Słynny detektyw dostaje list, który bardzo go intryguje. Tym bardziej, iż jego nadawca, Panna Emilia Arundell nie żyje. Stara dama opowiada o swoim wypadku, kiedy to potknąwszy się o piłkę swojego psa spadła ze schodów. Jednak jest przekonana, że piłkę schowano do szuflady, a zdarzenie miało miejsce podczas odwiedzin rodziny, w trakcie których usłyszała niejedną prośbę o wsparcie finansowe.

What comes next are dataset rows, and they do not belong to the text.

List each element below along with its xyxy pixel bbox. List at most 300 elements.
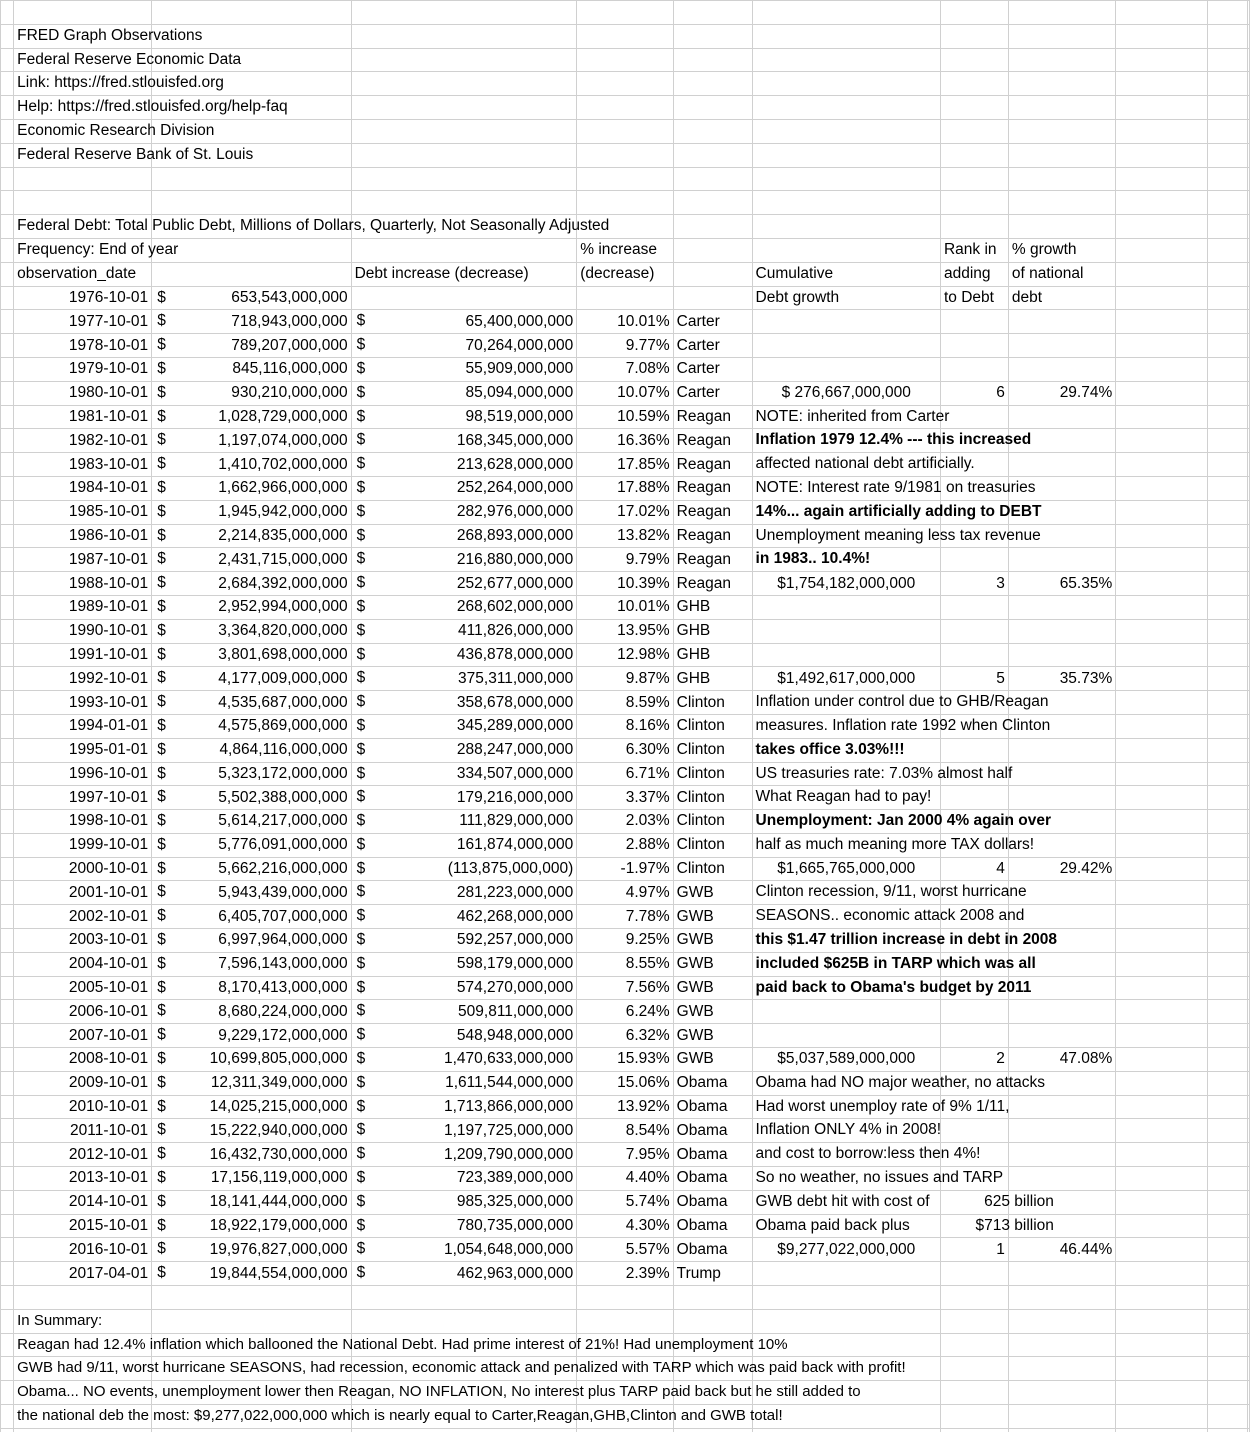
president-label[interactable]: Reagan [673,405,752,429]
pct-increase[interactable]: 13.92% [577,1095,673,1119]
cell[interactable] [1208,1048,1247,1072]
pct-increase[interactable]: 7.56% [577,976,673,1000]
president-label[interactable]: Trump [673,1262,752,1286]
cell[interactable] [152,238,351,262]
cell[interactable] [1208,929,1247,953]
cell[interactable] [14,215,610,239]
total-debt-cell[interactable] [152,572,351,596]
cell[interactable] [1008,96,1115,120]
pct-increase[interactable]: 10.39% [577,572,673,596]
cell[interactable] [14,1,152,25]
president-label[interactable]: Carter [673,357,752,381]
cell[interactable] [752,48,940,72]
debt-increase-cell[interactable] [351,929,577,953]
president-label[interactable]: GWB [673,929,752,953]
cell[interactable] [1247,738,1249,762]
cell[interactable] [1116,881,1208,905]
cell[interactable] [577,1428,673,1432]
cell[interactable] [1247,119,1249,143]
pct-increase[interactable]: 3.37% [577,786,673,810]
cell[interactable] [1247,143,1249,167]
cell[interactable] [940,143,1008,167]
cell[interactable] [1116,1143,1208,1167]
cell[interactable] [1208,667,1247,691]
pct-increase[interactable]: 8.16% [577,714,673,738]
cell[interactable] [1,667,14,691]
cell[interactable] [673,238,752,262]
cell[interactable] [752,500,1042,524]
president-label[interactable]: Obama [673,1095,752,1119]
president-label[interactable]: GHB [673,595,752,619]
cell[interactable] [752,810,1052,834]
cell[interactable] [1247,1309,1249,1333]
observation-date[interactable]: 1995-01-01 [14,738,152,762]
cell[interactable] [752,1309,940,1333]
cell[interactable] [1208,334,1247,358]
cell[interactable] [1208,643,1247,667]
cell[interactable] [1247,1000,1249,1024]
debt-increase-cell[interactable] [351,405,577,429]
cell[interactable] [673,262,752,286]
cell[interactable] [1116,691,1208,715]
cell[interactable] [940,1309,1008,1333]
col-header-pct-increase[interactable]: % increase [577,238,673,262]
rank-in-adding-to-debt[interactable]: 4 [940,857,1008,881]
cell[interactable] [351,286,577,310]
cell[interactable] [1208,1,1247,25]
total-debt-cell[interactable] [152,714,351,738]
cell[interactable] [1,500,14,524]
president-label[interactable]: Obama [673,1214,752,1238]
cell[interactable] [1116,1309,1208,1333]
cell[interactable] [1208,1071,1247,1095]
cell[interactable] [1208,1143,1247,1167]
debt-increase-cell[interactable] [351,786,577,810]
observation-date[interactable]: 2012-10-01 [14,1143,152,1167]
total-debt-cell[interactable] [152,1048,351,1072]
observation-date[interactable]: 2014-10-01 [14,1190,152,1214]
cell[interactable] [752,1262,940,1286]
cell[interactable] [1247,167,1249,191]
pct-increase[interactable]: 2.39% [577,1262,673,1286]
cell[interactable] [1008,143,1115,167]
total-debt-cell[interactable] [152,1071,351,1095]
observation-date[interactable]: 2010-10-01 [14,1095,152,1119]
total-debt-cell[interactable] [152,429,351,453]
cell[interactable] [752,905,1025,929]
cell[interactable] [351,167,577,191]
cell[interactable] [1247,429,1249,453]
rank-in-adding-to-debt[interactable]: 1 [940,1238,1008,1262]
debt-increase-cell[interactable] [351,881,577,905]
cell[interactable] [577,119,673,143]
pct-increase[interactable]: 13.95% [577,619,673,643]
cell[interactable] [1008,1167,1115,1191]
cell[interactable] [1116,72,1208,96]
total-debt-cell[interactable] [152,833,351,857]
rank-in-adding-to-debt[interactable] [940,405,1008,429]
cell[interactable] [1116,238,1208,262]
pct-increase[interactable]: 9.79% [577,548,673,572]
debt-increase-cell[interactable] [351,1048,577,1072]
cell[interactable] [1247,262,1249,286]
observation-date[interactable]: 1998-10-01 [14,810,152,834]
cell[interactable] [1247,1214,1249,1238]
cell[interactable] [14,1381,861,1405]
cell[interactable] [940,191,1008,215]
pct-growth-national-debt[interactable]: 65.35% [1008,572,1115,596]
cell[interactable] [752,929,1058,953]
cell[interactable] [351,1309,577,1333]
cell[interactable] [673,24,752,48]
observation-date[interactable]: 1978-10-01 [14,334,152,358]
cell[interactable] [940,1286,1008,1310]
rank-in-adding-to-debt[interactable] [940,738,1008,762]
cell[interactable] [1247,952,1249,976]
cell[interactable] [1116,167,1208,191]
cell[interactable] [1247,1095,1249,1119]
president-label[interactable]: Carter [673,310,752,334]
cell[interactable] [577,1286,673,1310]
total-debt-cell[interactable] [152,619,351,643]
total-debt-cell[interactable] [152,334,351,358]
cell[interactable] [1208,905,1247,929]
cell[interactable] [752,334,940,358]
cell[interactable] [1247,24,1249,48]
debt-increase-cell[interactable] [351,1143,577,1167]
cell[interactable] [152,1309,351,1333]
cell[interactable] [1247,905,1249,929]
cell[interactable] [1,1286,14,1310]
cell[interactable] [1,24,14,48]
pct-increase[interactable]: 8.59% [577,691,673,715]
president-label[interactable]: Reagan [673,500,752,524]
cell[interactable] [752,833,1035,857]
cell[interactable] [1116,1,1208,25]
cell[interactable] [752,96,940,120]
cell[interactable] [1208,405,1247,429]
rank-in-adding-to-debt[interactable]: 3 [940,572,1008,596]
cell[interactable] [1208,238,1247,262]
cell[interactable] [1,1000,14,1024]
cell[interactable] [351,1286,577,1310]
cell[interactable] [673,72,752,96]
cell[interactable] [1,691,14,715]
pct-increase[interactable]: 8.54% [577,1119,673,1143]
cell[interactable] [351,96,577,120]
debt-increase-cell[interactable] [351,1095,577,1119]
pct-growth-national-debt[interactable]: 29.42% [1008,857,1115,881]
debt-increase-cell[interactable] [351,691,577,715]
cell[interactable] [1247,48,1249,72]
pct-increase[interactable] [577,286,673,310]
total-debt-cell[interactable] [152,976,351,1000]
cell[interactable] [1247,1381,1249,1405]
cell[interactable] [752,524,1041,548]
cell[interactable] [1,286,14,310]
rank-in-adding-to-debt[interactable] [940,619,1008,643]
cell[interactable] [1,1333,14,1357]
pct-increase[interactable]: 7.78% [577,905,673,929]
cell[interactable] [1,548,14,572]
cell[interactable] [1247,1428,1249,1432]
cell[interactable] [1116,429,1208,453]
cell[interactable] [752,1095,1010,1119]
pct-increase[interactable]: 6.24% [577,1000,673,1024]
cell[interactable] [1208,810,1247,834]
cell[interactable] [1208,1095,1247,1119]
cell[interactable] [14,1286,152,1310]
cell[interactable] [1247,1048,1249,1072]
cell[interactable] [1116,1167,1208,1191]
col-header-rank-1[interactable]: Rank in [940,238,1008,262]
cell[interactable] [1247,500,1249,524]
cell[interactable] [1247,691,1249,715]
cell[interactable] [1008,1143,1115,1167]
cell[interactable] [1,1095,14,1119]
cell[interactable] [1,1262,14,1286]
cell[interactable] [1208,286,1247,310]
cell[interactable] [752,1190,940,1214]
total-debt-cell[interactable] [152,810,351,834]
cumulative-debt-growth[interactable]: $5,037,589,000,000 [752,1048,940,1072]
cell[interactable] [1008,405,1115,429]
cell[interactable] [351,262,577,286]
cell[interactable] [1,476,14,500]
cell[interactable] [1208,357,1247,381]
cell[interactable] [752,357,940,381]
cell[interactable] [1208,762,1247,786]
cell[interactable] [1208,24,1247,48]
cell[interactable] [1116,405,1208,429]
cell[interactable] [1208,1357,1247,1381]
cell[interactable] [1208,1214,1247,1238]
cell[interactable] [1008,1405,1115,1429]
observation-date[interactable]: 1996-10-01 [14,762,152,786]
cell[interactable] [752,1024,940,1048]
president-label[interactable]: GWB [673,905,752,929]
cell[interactable] [1247,976,1249,1000]
debt-increase-cell[interactable] [351,1119,577,1143]
cell[interactable] [1008,24,1115,48]
observation-date[interactable]: 1993-10-01 [14,691,152,715]
cell[interactable] [1008,548,1115,572]
cell[interactable] [1208,310,1247,334]
cell[interactable] [1247,72,1249,96]
debt-increase-cell[interactable] [351,810,577,834]
total-debt-cell[interactable] [152,1167,351,1191]
debt-increase-cell[interactable] [351,1024,577,1048]
cell[interactable] [1208,191,1247,215]
cell[interactable] [14,191,152,215]
cell[interactable] [673,96,752,120]
cell[interactable] [1008,1000,1115,1024]
cell[interactable] [673,48,752,72]
cell[interactable] [1247,286,1249,310]
cell[interactable] [940,1333,1008,1357]
cell[interactable] [1008,643,1115,667]
observation-date[interactable]: 2002-10-01 [14,905,152,929]
cell[interactable] [1,215,14,239]
cell[interactable] [1247,381,1249,405]
cell[interactable] [1247,453,1249,477]
cell[interactable] [1,643,14,667]
total-debt-cell[interactable] [152,667,351,691]
total-debt-cell[interactable] [152,857,351,881]
rank-in-adding-to-debt[interactable] [940,1262,1008,1286]
debt-increase-cell[interactable] [351,310,577,334]
president-label[interactable]: GWB [673,1024,752,1048]
cell[interactable] [1208,1262,1247,1286]
cell[interactable] [1247,310,1249,334]
cell[interactable] [14,1428,152,1432]
cell[interactable] [1208,1405,1247,1429]
pct-increase[interactable]: 12.98% [577,643,673,667]
cell[interactable] [1116,1071,1208,1095]
total-debt-cell[interactable] [152,738,351,762]
cell[interactable] [752,786,940,810]
total-debt-cell[interactable] [152,1143,351,1167]
cell[interactable] [1008,1095,1115,1119]
cell[interactable] [1008,215,1115,239]
col-header-rank-3[interactable]: to Debt [940,286,1008,310]
pct-increase[interactable]: 9.77% [577,334,673,358]
cell[interactable] [14,1405,783,1429]
total-debt-cell[interactable] [152,1024,351,1048]
cell[interactable] [1008,1119,1115,1143]
cell[interactable] [1208,691,1247,715]
cell[interactable] [752,167,940,191]
cell[interactable] [1247,357,1249,381]
cell[interactable] [1,619,14,643]
cell[interactable] [752,476,1036,500]
cell[interactable] [752,238,940,262]
total-debt-cell[interactable] [152,357,351,381]
president-label[interactable]: Clinton [673,786,752,810]
cell[interactable] [940,72,1008,96]
pct-increase[interactable]: 6.71% [577,762,673,786]
cell[interactable] [1,381,14,405]
cell[interactable] [14,1309,152,1333]
cell[interactable] [1,238,14,262]
total-debt-cell[interactable] [152,524,351,548]
cell[interactable] [1116,1048,1208,1072]
cell[interactable] [1208,143,1247,167]
total-debt-cell[interactable] [152,476,351,500]
col-header-pct-decrease[interactable]: (decrease) [577,262,673,286]
observation-date[interactable]: 1990-10-01 [14,619,152,643]
rank-in-adding-to-debt[interactable] [940,1000,1008,1024]
cell[interactable] [752,119,940,143]
cell[interactable] [1008,1024,1115,1048]
cell[interactable] [14,167,152,191]
cell[interactable] [1116,143,1208,167]
cell[interactable] [1,143,14,167]
debt-increase-cell[interactable] [351,714,577,738]
pct-increase[interactable]: 4.97% [577,881,673,905]
cell[interactable] [1,762,14,786]
total-debt-cell[interactable] [152,929,351,953]
total-debt-cell[interactable] [152,1214,351,1238]
president-label[interactable]: GWB [673,1048,752,1072]
rank-in-adding-to-debt[interactable] [940,334,1008,358]
cell[interactable] [1208,500,1247,524]
observation-date[interactable]: 1989-10-01 [14,595,152,619]
cell[interactable] [1247,191,1249,215]
observation-date[interactable]: 2005-10-01 [14,976,152,1000]
observation-date[interactable]: 1997-10-01 [14,786,152,810]
president-label[interactable]: Obama [673,1238,752,1262]
observation-date[interactable]: 1985-10-01 [14,500,152,524]
debt-increase-cell[interactable] [351,500,577,524]
rank-in-adding-to-debt[interactable] [940,357,1008,381]
cell[interactable] [1247,786,1249,810]
cell[interactable] [1116,810,1208,834]
col-header-cumulative-1[interactable]: Cumulative [752,262,940,286]
president-label[interactable]: Obama [673,1190,752,1214]
cell[interactable] [673,1428,752,1432]
cell[interactable] [1247,476,1249,500]
observation-date[interactable]: 1979-10-01 [14,357,152,381]
cell[interactable] [1208,976,1247,1000]
cell[interactable] [152,167,351,191]
observation-date[interactable]: 2003-10-01 [14,929,152,953]
cell[interactable] [1116,857,1208,881]
cell[interactable] [1208,1381,1247,1405]
total-debt-cell[interactable] [152,1262,351,1286]
president-label[interactable]: GHB [673,643,752,667]
cell[interactable] [1008,1,1115,25]
pct-increase[interactable]: 2.88% [577,833,673,857]
cell[interactable] [1116,714,1208,738]
cumulative-debt-growth[interactable]: $1,665,765,000,000 [752,857,940,881]
president-label[interactable]: GWB [673,952,752,976]
debt-increase-cell[interactable] [351,572,577,596]
cell[interactable] [752,191,940,215]
cell[interactable] [1,572,14,596]
debt-increase-cell[interactable] [351,833,577,857]
rank-in-adding-to-debt[interactable] [940,595,1008,619]
cell[interactable] [752,1000,940,1024]
cell[interactable] [752,24,940,48]
cell[interactable] [1208,881,1247,905]
cell[interactable] [1116,1214,1208,1238]
debt-increase-cell[interactable] [351,857,577,881]
cell[interactable] [1008,1262,1115,1286]
cell[interactable] [752,1167,1004,1191]
cell[interactable] [1116,1405,1208,1429]
president-label[interactable]: Clinton [673,833,752,857]
cell[interactable] [1116,500,1208,524]
cell[interactable] [1247,1333,1249,1357]
total-debt-cell[interactable] [152,881,351,905]
cell[interactable] [1116,357,1208,381]
cell[interactable] [1208,833,1247,857]
cell[interactable] [1008,619,1115,643]
cell[interactable] [940,1,1008,25]
cell[interactable] [1247,1238,1249,1262]
cell[interactable] [1116,1428,1208,1432]
cell[interactable] [152,262,351,286]
debt-increase-cell[interactable] [351,429,577,453]
cell[interactable] [1008,1286,1115,1310]
president-label[interactable]: Reagan [673,476,752,500]
cell[interactable] [14,96,288,120]
cell[interactable] [1208,72,1247,96]
cell[interactable] [1,334,14,358]
observation-date[interactable]: 2000-10-01 [14,857,152,881]
cell[interactable] [1008,334,1115,358]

Hercules Poirot zaczyna śledztwo, mimo iż fakty wskazują na nieszczęśliwy wypadek i śmierć z przyczyn naturalnych, a jego zleceniodawca nie wypłaci mu wynagrodzenia. W towarzystwie Hastingsa zastanawia się: czy upadek ze schodów był próbą morderstwa? Czy panna Emilia umarła z powodu choroby? Siedmioro podejrzanych i jeden świadek - Bob, ostrowłosy terier. Ale przecież pies nie umie mówić...
Książka jest napisana w typowy dla autorki sposób. Czyta się lekko, szybko i przyjemnie, mimo że zawiera mnóstwo szczegółów i pobocznych, pozornie nie ważnych wątków. Taka lektura na wieczór.